Chairman of the Joint Chiefs of Staff General Mark Milley and Defense Secretary Lloyd Austin pitched the White House’s $842 billion defense budget during a Thursday House Appropriations subcommittee hearing, saying the defense budget is expensive, but not as expensive as war and “this budget prevents war.”
“We would have to cut a significant amount of programs,” said Milley to the committee, while specifically increasing shipbuilding and artillery production.
“The other thing that would be cut is readiness,” continued Milley. “Our training would be reduced significantly…all of those things would come down, all your readiness levels, everything that has been achieved [in the last decade] would start going in the opposite direction.”
Pentagon leaders maintained the U.S. military must maintain readiness for a possible confrontation with China and pushed Congress to approve the Defense Department’s proposed $842 billion budget, which would be used to modernize the U.S. fighting force in Asia and around the globe.
“This is a strategy-driven budget — and one driven by the seriousness of our strategic competition with the People’s Republic of China,” said Austin in the hearing.
Pointing to new technology increases, including hypersonics, Austin said the proposed budget’s spending of more than $9 billion, which is a 40% increase over last year, is needed to defend allies and bolster military capabilities in the Pacific.
Testimony follows the Chinese leader’s recent Moscow visit
The testimony came after Chinese leader Xi Jinping’s recent visit to Moscow, which raised concerns that China will increase its support for Russian President Vladimir Putin’s war on Ukraine and escalate its threats to the West.

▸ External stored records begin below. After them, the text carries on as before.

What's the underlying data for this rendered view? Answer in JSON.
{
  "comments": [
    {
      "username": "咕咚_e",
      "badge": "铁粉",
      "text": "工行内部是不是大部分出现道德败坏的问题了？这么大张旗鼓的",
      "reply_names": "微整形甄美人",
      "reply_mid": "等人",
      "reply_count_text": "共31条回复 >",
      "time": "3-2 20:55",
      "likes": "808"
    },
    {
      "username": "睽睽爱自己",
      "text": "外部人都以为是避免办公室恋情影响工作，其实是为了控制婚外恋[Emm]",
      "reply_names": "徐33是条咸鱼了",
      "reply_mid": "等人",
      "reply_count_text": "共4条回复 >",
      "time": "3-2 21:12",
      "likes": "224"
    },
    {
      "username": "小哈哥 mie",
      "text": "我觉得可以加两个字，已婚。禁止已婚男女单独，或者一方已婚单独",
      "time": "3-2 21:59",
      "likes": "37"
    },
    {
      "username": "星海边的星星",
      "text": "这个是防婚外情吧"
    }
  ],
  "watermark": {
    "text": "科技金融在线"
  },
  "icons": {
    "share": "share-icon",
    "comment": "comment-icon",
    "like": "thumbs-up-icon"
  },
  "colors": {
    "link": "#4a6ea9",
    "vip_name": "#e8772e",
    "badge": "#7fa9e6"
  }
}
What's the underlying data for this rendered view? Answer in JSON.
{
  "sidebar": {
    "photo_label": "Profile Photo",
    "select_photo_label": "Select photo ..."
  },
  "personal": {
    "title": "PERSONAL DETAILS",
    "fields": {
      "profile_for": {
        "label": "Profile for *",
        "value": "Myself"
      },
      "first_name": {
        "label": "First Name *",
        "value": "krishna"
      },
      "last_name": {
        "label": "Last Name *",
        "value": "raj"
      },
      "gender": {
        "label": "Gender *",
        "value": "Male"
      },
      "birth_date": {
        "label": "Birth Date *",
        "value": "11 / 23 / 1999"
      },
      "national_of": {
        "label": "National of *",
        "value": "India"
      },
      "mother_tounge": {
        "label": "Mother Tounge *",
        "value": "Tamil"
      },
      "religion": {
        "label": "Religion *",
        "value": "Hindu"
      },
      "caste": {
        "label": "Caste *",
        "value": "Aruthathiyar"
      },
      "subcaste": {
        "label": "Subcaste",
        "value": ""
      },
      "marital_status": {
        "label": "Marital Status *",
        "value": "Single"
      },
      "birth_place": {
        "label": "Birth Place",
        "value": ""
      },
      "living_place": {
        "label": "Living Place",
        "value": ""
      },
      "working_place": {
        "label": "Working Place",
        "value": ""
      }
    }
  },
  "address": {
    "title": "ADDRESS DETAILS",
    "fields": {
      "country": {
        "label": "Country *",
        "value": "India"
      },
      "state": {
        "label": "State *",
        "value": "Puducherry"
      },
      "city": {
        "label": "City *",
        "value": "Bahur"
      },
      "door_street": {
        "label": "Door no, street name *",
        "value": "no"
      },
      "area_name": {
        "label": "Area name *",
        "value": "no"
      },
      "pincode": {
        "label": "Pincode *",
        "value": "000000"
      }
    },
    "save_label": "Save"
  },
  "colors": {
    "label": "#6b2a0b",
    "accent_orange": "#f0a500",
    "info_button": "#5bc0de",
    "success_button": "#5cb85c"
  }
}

According to Milley, China’s actions “are moving it down the path toward confrontation and potential conflict with its neighbors and possibly the United States.”
He said preparing for and deterring war “is extraordinarily expensive, but it’s not as expensive as fighting a war. And this budget prevents war and prepares us to fight it if necessary.”
GOP Representative Hal Rogers of Kentucky pressed the defense leaders on Putin’s meeting with Xi and its impact on the U.S. competition with China, which he called “the elephant in the room.” The United States is “at a crucial moment here.”
Milley, who is set to retire later in the year, said the Department of Defense must continue modernizing its forces to ensure they are ready to fight if needed.
“It is incumbent upon us to make sure we remain No. 1 at all times” to continue to be able to deter China, said Milley.
Two decades of war in Afghanistan and Iraq have eroded troop readiness and the military’s equipment. The United States has continued to work on replacing weapons systems and giving troops time to reset. Milley told Congress the efforts are paying off, but more needs to be done.
“Our operational readiness rates are higher now than they have been in many, many years,” said Milley.
According to General Milley, more than 60% of the active forces are at the highest readiness state right now and could deploy for combat in fewer than 30 days, while 10% can deploy within 96 hours.
Milley warned that the gains would be lost if Congress did not pass a budget on time because it would affect training immediately.
Members of the panel, including Republican Representative Mario Diaz-Balart of Florida, made it clear that while the ongoing American support of assistance for Ukraine has their support, “the days of blank checks are over.” They questioned the Biden administration’s ultimate goal in Ukraine.
Gen. Milley maintained the intent to ensure Ukraine remains an independent and free country with its territory intact, maintaining world order and global security that has existed since World War II.
“If that goes out the window,” said Milley, “we’ll be doubling our defense budgets at the point because that will introduce not an era of great power competition, that will begin an era of great power conflict. And that will be extraordinarily dangerous for the whole world.”
The hearing in front of Congress will likely be one of the last for Milley. After a four-year term as chairman, which caps his 43-year military career, he will retire in October.
While several members of the House thanked Milley for his years of service, some took the opportunity to press him about the loss of 13 service members to a suicide bomber during the chaotic U.S. evacuation from Afghanistan.